In noting these few examples, I desire chiefly to direct attention to the many curious and old-fashioned things which still exist in several parts of India. Some of these may help to throw light on the scenes sculptured on old monuments; others may serve to illustrate passages in ancient authors; whilst all will be valuable for preserving the knowledge of things which in many places are now fast passing away, and will soon become obsolete and forgotten. (Cunningham 1871)




[1] In situ means in its original place.


[2] Lahiri has done extensive research in various parts of the subcontinent and has focused primarily on understanding the relevance of the preservation by different communities of objects of antiquarian interest.


[3] Letter No. 89, dated Shimla, 12 August 1875, from Cunningham to the officiating Secretary to the Government of India, Home Proceedings/Public, September 1875, no. 197, Part A, The Oriental and India Office Collection of the British Library. Cited in Singh (2004:214).

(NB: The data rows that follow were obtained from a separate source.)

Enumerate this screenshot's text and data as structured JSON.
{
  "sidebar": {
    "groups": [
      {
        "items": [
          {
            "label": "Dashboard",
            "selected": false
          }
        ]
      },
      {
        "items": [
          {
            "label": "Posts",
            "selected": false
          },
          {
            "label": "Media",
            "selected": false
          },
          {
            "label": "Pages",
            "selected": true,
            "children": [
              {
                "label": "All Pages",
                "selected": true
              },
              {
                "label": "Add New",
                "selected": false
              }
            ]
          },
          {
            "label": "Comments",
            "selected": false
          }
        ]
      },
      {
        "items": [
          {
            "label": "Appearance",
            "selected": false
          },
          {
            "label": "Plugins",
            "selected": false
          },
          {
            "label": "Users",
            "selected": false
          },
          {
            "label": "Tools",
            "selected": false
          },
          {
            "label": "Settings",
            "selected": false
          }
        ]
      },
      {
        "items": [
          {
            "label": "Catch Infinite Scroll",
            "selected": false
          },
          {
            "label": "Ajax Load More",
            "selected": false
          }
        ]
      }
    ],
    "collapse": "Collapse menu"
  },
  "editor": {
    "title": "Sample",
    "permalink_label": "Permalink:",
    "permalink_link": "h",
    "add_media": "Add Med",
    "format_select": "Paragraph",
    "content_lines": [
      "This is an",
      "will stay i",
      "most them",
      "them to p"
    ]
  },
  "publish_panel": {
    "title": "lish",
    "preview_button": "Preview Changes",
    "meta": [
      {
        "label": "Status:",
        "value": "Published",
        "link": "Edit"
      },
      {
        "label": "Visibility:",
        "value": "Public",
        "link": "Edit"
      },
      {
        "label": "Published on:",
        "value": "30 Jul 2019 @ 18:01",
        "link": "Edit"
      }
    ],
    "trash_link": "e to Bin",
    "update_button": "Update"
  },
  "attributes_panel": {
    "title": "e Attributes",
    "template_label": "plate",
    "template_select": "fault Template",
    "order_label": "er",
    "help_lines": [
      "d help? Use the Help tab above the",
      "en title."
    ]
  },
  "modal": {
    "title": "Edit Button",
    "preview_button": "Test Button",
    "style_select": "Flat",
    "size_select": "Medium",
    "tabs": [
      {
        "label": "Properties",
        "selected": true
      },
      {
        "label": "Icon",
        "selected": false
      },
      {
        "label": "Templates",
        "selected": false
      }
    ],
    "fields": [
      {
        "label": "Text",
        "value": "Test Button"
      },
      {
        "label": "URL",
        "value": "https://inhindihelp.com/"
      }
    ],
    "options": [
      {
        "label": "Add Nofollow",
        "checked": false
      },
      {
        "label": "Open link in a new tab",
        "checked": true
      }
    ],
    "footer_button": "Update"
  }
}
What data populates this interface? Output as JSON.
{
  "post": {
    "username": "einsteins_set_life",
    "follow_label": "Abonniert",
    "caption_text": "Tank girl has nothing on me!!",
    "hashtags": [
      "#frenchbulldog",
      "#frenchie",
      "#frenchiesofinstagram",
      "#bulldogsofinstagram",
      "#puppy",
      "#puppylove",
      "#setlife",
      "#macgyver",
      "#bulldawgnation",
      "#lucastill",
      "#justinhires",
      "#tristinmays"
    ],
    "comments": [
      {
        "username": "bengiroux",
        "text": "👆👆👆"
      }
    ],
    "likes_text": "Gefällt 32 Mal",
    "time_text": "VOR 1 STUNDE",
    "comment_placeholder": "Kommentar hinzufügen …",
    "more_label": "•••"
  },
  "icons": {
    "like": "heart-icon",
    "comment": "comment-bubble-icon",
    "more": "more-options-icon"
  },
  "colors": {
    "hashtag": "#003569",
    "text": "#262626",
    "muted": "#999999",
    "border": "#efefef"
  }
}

[4] ‘Indian Treasure Trove Act, 1878’ online at www.asi.nic.in/pdf_data/9.pdf


[5] In fact, there was strong difference of opinion between Burgess and Cole regarding the removal of Amravati sculptures. Cole supported in situ preservation whereas Burgess wanted to shift them to the museum which led to a fallout between both of them.


[6] Presently, there are around 35 World Heritage Sites in India, natural and cultural, recognised by UNESCO. These sites are allocated huge funds for restoration and conservation.


[7] I personally visited Humayun’s Tomb in Delhi and observed the amount of money spent on the restoration of the monument by the Archaeological Survey of India and Aga Khan Trust for Culture, co-funded by Sir Dorabji Tata Trust. The grand ‘inauguration’ of the site, after the restoration process was finally over, was done by the then Prime Minister of India, Dr Manmohan Singh.


[8] Pratimanalakshanam a text on the measurement of the images and icons, have specifically cautioned worshippers that ‘the image of a deity, if it be burnt, worn out, broken or split up, after its establishment or at the time of its enshrinement, will always be harmful. Cited in Lahiri (2013:427).


[9] Handa in his work has mentioned that two pillars belonging to Shunga period from Amin near Kurukshetra were stolen and seized by custom authorities while being shipped abroad.


[10] Residents of Bulandpur Kheri, Sonipat mentioned that when the temple was rebuilt, all the old images were removed and disposed in Yamuna River and new ones were installed in their place.